Dois amigos

Eram dois cachorros de rua. Parceiros de vadiagem. Um amarelado outro malhado em branco e preto. Talvez desejassem formar uma grande matilha. Chamaria a nossa atenção, imaginem: seis, sete cachorros correndo por aí, dobrando esquinas, descansando sob a sombra da árvore. Fazendo tudo juntos e de acordo com o comando do chefe. Alguns de nós iriam dizer, no balcão do bar, que os cachorros são mais obedientes e organizados que os seres humanos. Mas outros iriam se esconder atrás de portas fechadas durante a passagem da matilha e outros ainda ligariam para a carrocinha, ou qualquer coisa que o valha, tendo a certeza de que era caso de fazer a assepsia das ruas. Um fim trágico!

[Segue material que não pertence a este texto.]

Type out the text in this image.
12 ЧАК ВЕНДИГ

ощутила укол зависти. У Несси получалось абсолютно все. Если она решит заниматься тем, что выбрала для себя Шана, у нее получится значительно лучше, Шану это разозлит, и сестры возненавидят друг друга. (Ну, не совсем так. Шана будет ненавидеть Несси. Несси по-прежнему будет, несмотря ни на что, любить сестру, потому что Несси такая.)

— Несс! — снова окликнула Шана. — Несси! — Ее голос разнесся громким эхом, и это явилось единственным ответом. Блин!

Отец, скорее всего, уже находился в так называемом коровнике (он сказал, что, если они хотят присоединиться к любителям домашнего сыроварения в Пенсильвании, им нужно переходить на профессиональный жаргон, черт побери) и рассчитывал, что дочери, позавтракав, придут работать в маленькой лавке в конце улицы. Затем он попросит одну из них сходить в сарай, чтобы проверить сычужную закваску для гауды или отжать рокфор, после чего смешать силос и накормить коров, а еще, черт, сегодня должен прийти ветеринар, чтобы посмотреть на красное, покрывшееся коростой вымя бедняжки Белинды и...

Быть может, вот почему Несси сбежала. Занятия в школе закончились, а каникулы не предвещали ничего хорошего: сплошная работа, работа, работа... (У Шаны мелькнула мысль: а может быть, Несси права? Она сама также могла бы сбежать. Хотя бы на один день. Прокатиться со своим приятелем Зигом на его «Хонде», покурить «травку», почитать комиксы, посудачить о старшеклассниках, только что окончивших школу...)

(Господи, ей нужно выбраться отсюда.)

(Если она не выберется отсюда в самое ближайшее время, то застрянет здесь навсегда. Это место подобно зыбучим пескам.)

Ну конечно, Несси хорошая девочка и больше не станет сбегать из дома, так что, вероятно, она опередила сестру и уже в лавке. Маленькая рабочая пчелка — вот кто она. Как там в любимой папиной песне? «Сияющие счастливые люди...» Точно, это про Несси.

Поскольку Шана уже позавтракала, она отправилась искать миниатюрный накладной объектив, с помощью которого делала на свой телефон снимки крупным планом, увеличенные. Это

No entanto e se, por outro lado, os dois cachorros de rua, pertencentes que eram àquele mundo difícil da cidade, houvessem desenvolvido outra perspectiva sobre a vida canina? Quem sabe não perceberam que uma matilha solta dobrando esquinas e dormindo debaixo de sombras provocaria a desconfiança do povo? Ninguém chama a carrocinha por causa de um ou dois vira-latas! Diante de tal dupla qualquer um de nós se sente forte e digno; no direito de enxotar. Em número reduzido os vira-latas não causam pânico.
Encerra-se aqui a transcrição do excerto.